The irony is that I don’t remember any other specifics from that weekend other than the fact that the weather was great and we had a good time. What I remember most is the flat tire, and it’s not a bad memory, it’s just another story to tell.

The whole thing was an inconvenience. I wasn’t even that put out by it. Had a nice lunch at a café while waiting for the car to be done and I got out of gathering and splitting wood, which is the first chore to be done on arriving at the lake.

All because I didn’t know about it in advance, so I couldn’t worry about it. Every year, I worry about that road and on dozens of trips, that’s the worst thing that has ever happened to me.
Fast forward to this past weekend.

I woke up in a better frame of mind, determined to simply deal with whatever I was presented. I have winter boots and hiking boots, but never had the need for rubber boots. Given the warning call about the water, however, I stopped in Cochrane and picked up a pair.

Upon arriving at the house, Wilson met me and said it might not be as bad as he initially thought. I told him I’d head down and if it wasn’t passable, I’d come back.

On the road down to the cabin, I came to the water hazard across the road, put on my rubber boots and walked through. It was about three car lengths long, maybe six inches at the deepest. Sure, you wouldn’t want to race a car through that, but it certainly wasn’t impassable.

All of that worrying for nothing. Story of my life.

And still, in retrospect, I’m glad he called. With so much spring melt and what became three beautiful sunny days, anytime we were out of the cabin and off the deck, we had to wear rubber boots because there was water and mud everywhere. I would have destroyed my hiking boots or shoes.
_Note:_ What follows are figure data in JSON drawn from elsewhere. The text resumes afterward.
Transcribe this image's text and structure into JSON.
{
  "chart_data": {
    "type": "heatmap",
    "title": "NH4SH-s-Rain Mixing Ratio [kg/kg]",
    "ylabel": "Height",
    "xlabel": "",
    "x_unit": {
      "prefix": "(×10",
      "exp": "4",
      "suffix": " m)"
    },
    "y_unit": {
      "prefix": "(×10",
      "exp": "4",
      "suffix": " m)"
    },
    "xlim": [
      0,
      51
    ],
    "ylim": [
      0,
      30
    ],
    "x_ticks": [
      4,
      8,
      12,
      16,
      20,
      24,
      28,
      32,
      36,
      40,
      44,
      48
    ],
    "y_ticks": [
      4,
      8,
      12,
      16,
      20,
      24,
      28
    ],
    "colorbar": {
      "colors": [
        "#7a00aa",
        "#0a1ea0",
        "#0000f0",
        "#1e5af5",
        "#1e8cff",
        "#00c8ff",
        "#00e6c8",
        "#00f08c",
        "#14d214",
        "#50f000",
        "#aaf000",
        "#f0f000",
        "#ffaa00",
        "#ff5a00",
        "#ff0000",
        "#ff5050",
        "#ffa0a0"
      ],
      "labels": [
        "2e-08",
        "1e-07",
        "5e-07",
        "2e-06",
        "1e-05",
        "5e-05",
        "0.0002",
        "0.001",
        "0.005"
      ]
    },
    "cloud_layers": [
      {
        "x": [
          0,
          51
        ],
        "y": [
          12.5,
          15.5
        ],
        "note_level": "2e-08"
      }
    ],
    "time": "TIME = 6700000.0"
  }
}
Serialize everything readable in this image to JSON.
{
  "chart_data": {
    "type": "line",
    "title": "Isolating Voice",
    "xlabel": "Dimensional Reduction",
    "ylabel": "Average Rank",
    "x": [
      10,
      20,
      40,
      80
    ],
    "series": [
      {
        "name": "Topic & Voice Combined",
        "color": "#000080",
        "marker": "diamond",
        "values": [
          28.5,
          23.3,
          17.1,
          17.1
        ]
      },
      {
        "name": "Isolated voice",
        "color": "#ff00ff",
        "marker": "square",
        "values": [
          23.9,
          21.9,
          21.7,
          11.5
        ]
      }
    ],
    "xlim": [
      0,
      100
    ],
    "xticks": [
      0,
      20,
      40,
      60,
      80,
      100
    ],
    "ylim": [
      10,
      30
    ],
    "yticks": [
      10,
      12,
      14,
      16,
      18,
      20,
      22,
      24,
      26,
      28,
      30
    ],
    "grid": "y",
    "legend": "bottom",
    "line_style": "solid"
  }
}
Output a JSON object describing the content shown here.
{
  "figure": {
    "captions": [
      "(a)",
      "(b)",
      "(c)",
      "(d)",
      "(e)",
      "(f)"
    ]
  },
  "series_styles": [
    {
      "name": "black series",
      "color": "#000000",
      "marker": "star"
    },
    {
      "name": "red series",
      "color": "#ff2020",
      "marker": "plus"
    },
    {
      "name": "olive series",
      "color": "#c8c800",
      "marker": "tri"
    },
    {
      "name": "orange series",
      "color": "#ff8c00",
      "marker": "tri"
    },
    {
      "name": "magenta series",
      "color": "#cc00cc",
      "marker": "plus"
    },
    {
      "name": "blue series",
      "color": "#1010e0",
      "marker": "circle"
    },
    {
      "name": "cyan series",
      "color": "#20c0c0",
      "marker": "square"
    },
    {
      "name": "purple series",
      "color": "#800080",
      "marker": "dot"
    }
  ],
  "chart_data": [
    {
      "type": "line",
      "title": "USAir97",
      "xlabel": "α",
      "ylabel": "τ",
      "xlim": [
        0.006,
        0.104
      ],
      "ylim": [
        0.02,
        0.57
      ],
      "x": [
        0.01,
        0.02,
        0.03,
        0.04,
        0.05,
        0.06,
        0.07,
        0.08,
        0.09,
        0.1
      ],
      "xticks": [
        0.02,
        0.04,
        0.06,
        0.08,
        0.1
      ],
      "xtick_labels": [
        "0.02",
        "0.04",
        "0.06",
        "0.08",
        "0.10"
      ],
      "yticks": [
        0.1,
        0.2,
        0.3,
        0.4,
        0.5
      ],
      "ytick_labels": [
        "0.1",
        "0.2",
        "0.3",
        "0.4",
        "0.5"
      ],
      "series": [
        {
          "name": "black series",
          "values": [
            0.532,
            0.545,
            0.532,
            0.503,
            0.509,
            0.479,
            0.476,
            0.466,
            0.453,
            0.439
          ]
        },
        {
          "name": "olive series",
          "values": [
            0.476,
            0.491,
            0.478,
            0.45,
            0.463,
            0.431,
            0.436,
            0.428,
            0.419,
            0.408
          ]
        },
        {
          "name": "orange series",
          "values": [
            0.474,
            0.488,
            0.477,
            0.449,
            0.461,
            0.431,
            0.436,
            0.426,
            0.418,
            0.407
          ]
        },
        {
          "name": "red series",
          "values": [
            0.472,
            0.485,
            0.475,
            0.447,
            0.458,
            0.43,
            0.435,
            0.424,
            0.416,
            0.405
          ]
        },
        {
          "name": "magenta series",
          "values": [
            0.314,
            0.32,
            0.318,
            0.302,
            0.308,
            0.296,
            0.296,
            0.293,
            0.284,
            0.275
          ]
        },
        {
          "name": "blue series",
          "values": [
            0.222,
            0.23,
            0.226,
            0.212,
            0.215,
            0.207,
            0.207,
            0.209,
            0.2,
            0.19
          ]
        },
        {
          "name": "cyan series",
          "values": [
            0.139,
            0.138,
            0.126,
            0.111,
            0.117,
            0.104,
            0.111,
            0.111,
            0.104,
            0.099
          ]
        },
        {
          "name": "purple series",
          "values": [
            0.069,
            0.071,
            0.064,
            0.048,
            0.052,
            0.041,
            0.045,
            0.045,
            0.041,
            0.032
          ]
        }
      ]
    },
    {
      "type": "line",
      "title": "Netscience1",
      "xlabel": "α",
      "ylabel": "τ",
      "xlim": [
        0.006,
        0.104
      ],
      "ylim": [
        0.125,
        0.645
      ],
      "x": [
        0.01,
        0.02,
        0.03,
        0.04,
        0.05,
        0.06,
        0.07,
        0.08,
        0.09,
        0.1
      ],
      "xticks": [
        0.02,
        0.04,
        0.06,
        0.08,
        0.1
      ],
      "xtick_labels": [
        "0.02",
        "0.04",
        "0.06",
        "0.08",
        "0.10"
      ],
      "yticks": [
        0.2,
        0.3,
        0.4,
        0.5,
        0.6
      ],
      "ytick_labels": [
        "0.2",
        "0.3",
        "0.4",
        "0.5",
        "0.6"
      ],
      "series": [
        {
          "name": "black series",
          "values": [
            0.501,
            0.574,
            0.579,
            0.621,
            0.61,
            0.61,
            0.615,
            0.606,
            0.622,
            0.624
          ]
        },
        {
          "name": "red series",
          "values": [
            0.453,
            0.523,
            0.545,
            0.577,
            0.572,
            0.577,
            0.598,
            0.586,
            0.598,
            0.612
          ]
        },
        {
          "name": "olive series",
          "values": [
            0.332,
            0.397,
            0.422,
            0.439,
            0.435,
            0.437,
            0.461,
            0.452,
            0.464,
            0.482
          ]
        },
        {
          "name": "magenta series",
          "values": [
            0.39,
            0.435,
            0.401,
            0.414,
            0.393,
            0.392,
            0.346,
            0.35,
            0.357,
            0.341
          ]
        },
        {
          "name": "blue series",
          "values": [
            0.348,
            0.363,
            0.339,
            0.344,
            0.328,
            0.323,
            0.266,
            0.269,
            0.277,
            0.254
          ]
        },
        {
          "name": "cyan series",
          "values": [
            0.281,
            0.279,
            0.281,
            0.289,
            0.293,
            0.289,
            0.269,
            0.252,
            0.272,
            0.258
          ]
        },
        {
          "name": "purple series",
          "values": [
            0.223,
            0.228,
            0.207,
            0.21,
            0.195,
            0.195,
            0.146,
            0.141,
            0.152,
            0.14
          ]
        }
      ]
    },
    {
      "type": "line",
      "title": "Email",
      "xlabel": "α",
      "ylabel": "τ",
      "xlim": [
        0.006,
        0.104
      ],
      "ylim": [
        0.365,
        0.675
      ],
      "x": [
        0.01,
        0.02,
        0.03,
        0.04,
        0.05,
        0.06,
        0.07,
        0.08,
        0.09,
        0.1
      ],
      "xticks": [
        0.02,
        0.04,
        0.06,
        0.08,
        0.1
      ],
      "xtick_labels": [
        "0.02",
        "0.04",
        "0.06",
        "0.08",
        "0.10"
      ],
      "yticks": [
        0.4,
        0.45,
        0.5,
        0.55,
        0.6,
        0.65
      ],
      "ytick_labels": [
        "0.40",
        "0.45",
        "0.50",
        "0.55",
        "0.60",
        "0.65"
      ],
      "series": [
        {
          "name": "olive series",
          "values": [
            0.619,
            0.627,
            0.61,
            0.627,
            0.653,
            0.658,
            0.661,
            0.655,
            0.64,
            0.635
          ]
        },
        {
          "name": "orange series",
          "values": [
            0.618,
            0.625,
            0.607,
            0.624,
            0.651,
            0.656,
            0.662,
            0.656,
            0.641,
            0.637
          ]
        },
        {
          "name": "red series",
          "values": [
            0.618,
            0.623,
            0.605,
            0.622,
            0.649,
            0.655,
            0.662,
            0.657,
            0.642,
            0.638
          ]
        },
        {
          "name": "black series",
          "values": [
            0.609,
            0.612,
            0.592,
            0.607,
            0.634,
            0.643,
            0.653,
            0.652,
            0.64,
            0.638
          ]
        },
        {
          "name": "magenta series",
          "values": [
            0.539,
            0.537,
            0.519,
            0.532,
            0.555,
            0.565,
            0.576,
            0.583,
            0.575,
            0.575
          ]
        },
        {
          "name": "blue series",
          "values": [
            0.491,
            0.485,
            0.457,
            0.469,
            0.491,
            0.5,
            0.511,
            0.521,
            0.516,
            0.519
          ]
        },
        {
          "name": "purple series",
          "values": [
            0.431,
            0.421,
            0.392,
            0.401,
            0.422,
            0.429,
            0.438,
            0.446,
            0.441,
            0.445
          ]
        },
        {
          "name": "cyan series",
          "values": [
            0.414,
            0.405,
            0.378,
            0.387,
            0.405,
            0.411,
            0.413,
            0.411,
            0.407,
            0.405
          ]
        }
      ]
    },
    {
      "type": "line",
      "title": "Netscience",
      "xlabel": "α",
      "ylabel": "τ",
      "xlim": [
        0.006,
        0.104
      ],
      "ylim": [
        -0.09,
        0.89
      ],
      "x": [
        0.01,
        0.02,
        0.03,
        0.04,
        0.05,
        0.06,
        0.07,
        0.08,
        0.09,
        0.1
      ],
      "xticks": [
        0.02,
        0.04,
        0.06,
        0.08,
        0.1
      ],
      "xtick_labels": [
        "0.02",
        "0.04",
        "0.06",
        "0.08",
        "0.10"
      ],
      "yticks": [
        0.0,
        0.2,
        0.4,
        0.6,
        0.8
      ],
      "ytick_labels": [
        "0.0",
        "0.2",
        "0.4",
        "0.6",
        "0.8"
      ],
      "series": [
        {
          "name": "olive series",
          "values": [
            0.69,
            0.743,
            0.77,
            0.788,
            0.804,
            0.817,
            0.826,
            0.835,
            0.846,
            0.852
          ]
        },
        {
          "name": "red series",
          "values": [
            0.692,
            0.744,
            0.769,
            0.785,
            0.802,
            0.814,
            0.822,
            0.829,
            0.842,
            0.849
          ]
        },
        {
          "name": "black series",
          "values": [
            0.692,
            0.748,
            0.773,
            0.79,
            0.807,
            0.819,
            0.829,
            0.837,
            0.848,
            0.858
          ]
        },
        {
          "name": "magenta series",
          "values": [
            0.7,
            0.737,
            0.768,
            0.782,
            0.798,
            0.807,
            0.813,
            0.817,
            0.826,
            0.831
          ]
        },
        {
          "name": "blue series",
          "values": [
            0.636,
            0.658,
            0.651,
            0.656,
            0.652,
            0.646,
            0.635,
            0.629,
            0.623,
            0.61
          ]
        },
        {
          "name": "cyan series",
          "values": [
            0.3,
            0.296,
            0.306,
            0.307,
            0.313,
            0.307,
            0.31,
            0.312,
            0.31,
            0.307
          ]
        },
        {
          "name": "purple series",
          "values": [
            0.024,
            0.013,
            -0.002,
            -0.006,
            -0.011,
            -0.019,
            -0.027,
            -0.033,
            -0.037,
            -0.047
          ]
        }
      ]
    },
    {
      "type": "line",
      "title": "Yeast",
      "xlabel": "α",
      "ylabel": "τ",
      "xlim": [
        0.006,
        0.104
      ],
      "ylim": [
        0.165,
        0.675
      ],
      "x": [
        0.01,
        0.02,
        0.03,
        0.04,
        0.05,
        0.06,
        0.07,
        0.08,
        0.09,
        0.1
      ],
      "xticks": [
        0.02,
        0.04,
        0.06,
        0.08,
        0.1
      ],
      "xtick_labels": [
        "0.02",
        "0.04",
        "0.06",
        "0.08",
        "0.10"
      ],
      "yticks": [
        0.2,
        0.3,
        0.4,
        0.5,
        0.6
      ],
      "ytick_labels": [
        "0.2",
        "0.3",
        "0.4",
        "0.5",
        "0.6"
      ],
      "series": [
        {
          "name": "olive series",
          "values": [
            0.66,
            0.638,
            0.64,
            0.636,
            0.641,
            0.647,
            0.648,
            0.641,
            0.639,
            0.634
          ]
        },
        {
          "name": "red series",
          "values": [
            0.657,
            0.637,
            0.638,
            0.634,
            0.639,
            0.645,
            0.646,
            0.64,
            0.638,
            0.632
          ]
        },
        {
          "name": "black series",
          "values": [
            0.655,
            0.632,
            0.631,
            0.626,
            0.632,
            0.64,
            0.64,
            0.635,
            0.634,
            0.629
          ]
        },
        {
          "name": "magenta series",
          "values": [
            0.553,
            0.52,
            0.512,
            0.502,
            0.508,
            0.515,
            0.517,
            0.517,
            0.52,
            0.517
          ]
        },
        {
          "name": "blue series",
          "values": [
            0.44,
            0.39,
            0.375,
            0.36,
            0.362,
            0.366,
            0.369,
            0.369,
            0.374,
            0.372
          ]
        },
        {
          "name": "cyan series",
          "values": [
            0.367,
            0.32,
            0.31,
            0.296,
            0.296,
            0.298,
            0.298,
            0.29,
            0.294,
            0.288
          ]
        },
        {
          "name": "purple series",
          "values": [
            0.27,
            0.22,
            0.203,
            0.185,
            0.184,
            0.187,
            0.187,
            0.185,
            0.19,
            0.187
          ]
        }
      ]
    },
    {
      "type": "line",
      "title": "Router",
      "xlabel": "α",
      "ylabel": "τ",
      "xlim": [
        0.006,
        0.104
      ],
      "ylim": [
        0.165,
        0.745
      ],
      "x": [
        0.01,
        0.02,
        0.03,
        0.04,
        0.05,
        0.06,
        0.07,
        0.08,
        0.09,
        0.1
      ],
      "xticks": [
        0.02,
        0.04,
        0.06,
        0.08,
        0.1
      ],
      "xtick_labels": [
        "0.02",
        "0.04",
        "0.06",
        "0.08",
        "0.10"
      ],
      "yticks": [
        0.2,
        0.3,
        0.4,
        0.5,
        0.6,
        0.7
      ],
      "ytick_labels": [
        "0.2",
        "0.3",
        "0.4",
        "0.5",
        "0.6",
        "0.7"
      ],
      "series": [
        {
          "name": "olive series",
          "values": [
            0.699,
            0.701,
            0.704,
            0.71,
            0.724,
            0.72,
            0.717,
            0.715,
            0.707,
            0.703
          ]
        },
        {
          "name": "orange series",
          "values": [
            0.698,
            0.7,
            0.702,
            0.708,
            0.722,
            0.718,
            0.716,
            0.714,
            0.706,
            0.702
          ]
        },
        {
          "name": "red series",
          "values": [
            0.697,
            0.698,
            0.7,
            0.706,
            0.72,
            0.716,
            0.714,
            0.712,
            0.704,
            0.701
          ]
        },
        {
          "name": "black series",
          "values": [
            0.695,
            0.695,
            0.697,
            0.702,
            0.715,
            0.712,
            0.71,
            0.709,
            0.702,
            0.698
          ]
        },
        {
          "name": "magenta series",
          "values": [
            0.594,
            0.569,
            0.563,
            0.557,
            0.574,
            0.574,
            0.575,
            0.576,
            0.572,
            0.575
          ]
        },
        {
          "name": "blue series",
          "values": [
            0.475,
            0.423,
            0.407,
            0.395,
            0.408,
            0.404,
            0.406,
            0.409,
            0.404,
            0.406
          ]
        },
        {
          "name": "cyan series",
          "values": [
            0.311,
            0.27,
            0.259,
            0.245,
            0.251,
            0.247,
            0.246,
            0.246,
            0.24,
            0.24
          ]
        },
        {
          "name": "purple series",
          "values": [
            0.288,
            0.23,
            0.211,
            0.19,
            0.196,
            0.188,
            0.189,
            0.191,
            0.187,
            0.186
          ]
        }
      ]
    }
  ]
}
I even went for a hike down to the Clearwater River, which meant crossing a creek three times, something I could only do in the rubber boots.
It was a great weekend. Sunshine, lots of laughs, no politics, spent time with the horses, and got to hang with Jingles a little. Sure would have hated to have missed it over what amounted to little more than a big puddle.

This is the part where I’m supposed to say that the lesson learned is not to worry about every little thing, to let it go, to just take life as it comes, but the truth is that I’ve been presented with that lesson countless times and I still haven’t learned it. I know you can’t control everything and that it will always be the thing you DIDN’T think of that bites you in the ass.

Like angry beavers.
It’s just the way I’m wired, and as annoying as it might be to my friends and family, it’s nothing compared to how much it bothers me, because the noise of it never stops. But I’m always working on it. I still manage to face my worries, rather than hide from them. Feel the fear, and do it anyway.

I also know this…if everything always went according to plan, if nothing ever went wrong, if it was always sunshine and rainbows, it would be pretty damn boring.

And I’d have nothing to write about.